Various studies have suggested that climate warming would result in soil C loss through increased soil respiration (Frey et al., 2013). Therefore, warming will feedback positively on climate change. However, recent studies showed contradictory results. For example, long-term warming has increased net ecosystem C storage on Arctic tundra, while the soil carbon storage remained unchanged (Sistla et al., 2013). In a downward transplant warming experiment, we also found that SOC remained unchanged under warming (Yue et al., 2015). In the current study, however, we found that SOC was significantly decreased under cooling (Figure 3b; Supplementary Table 1). A possible explanation is that the decrease in soil C inputs through litter and root exudates was not offset by the decrease in soil C consumption through respiration. Plant biomass decreased under cooling, suggesting a significant decrease in soil C inputs. In contrast, the abundance and presence of chemically recalcitrant C decomposition genes were largely unchanged. Persistent microbially-driven turnover of chemically recalcitrant carbon accelerates soil C loss, since the chemically recalcitrant C constitutes the majority of topsoil C in Tibetan grasslands (Genxu et al., 2002). Even though soil C loss by climate cooling was similar to that observed under warming (Cox et al., 2000; Nie et al., 2013), we propose that the underlying mechanisms are fundamentally different.
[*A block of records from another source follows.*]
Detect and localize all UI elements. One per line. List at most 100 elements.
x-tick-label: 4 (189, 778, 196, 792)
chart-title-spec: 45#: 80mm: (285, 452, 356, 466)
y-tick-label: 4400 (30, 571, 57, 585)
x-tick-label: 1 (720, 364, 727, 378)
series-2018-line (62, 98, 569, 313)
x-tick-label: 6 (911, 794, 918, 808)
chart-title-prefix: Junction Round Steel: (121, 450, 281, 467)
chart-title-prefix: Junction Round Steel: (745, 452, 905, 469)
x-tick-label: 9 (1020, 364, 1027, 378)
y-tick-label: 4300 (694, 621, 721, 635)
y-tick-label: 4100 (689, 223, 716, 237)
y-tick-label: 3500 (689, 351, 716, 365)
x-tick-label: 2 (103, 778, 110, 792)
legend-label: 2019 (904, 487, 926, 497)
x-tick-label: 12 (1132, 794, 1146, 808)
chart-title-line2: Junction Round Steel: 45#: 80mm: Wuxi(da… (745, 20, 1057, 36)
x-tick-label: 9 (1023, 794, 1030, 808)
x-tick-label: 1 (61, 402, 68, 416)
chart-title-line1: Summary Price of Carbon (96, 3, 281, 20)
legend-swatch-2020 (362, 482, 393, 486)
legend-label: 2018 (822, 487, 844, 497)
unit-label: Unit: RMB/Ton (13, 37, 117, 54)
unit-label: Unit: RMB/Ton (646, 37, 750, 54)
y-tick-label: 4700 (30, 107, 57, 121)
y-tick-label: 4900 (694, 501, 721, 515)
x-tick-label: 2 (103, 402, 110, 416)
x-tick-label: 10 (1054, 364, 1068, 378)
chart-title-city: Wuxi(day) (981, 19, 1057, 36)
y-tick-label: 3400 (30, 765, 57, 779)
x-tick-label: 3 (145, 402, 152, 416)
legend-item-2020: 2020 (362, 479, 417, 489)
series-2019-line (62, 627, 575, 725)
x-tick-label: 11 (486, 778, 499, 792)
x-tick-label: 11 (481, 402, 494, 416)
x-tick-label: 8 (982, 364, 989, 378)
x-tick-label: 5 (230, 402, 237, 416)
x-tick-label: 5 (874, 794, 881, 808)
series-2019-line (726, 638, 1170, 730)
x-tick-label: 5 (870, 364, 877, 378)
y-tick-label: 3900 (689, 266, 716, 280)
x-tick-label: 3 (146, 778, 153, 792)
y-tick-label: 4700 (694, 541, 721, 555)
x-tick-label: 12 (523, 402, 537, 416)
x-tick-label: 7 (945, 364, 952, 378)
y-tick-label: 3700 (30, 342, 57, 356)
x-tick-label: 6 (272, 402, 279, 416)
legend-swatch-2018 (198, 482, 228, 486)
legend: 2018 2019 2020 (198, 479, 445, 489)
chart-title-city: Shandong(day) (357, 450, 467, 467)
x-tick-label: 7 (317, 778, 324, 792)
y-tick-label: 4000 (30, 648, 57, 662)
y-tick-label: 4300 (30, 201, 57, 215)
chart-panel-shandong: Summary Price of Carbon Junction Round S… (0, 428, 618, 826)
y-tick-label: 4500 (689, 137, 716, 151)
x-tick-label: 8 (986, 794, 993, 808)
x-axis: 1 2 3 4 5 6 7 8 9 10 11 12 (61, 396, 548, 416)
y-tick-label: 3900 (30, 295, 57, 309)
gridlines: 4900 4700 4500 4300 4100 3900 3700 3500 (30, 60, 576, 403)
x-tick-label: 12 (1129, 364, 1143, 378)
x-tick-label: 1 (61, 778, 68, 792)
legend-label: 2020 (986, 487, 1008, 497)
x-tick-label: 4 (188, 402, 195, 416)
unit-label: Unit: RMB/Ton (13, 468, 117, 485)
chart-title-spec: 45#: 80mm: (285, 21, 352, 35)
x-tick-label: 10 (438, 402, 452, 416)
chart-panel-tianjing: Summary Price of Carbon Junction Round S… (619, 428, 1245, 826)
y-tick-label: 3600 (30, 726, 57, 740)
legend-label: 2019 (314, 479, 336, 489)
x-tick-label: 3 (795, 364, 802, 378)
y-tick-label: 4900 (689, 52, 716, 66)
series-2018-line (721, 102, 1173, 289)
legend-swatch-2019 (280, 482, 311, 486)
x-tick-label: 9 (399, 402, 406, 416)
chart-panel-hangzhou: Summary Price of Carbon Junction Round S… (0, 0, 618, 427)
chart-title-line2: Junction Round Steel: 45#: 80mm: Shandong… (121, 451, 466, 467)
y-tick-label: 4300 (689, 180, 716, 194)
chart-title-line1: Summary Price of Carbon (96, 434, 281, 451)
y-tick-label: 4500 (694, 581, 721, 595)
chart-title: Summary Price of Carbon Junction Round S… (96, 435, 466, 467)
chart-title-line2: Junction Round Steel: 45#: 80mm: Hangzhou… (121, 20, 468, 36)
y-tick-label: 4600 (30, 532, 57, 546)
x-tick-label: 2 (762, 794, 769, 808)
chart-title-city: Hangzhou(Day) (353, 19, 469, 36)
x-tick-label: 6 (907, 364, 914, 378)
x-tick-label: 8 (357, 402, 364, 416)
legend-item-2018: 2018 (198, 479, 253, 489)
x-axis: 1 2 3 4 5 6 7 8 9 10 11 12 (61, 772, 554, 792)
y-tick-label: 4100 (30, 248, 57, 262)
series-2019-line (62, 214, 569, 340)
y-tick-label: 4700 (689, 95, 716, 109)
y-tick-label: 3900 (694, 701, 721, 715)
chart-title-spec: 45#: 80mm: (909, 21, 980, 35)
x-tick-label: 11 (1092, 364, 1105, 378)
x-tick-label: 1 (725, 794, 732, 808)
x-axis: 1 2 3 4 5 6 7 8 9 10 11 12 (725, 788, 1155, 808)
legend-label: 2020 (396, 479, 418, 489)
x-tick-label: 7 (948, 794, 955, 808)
Our results highlight the importance of understanding the role of plant and microbial communities in providing ecosystem feedbacks to climate change. To improve the prediction of ecosystem feedbacks to climate cooling, it is important to consider various types of feedback mechanisms resulting from the changes in plant and microbial community ecology. Our findings also provide insights into ecological consequences of numerous cooling events in earth’s history.

Data accessibility

GeoChip data are available online (www.ncbi.nlm.nih.gov/geo/) with the accession number GSE52425. 454 sequencing data are available from the MG-RAST database (accession no. 4565936.3 to 4565973.3).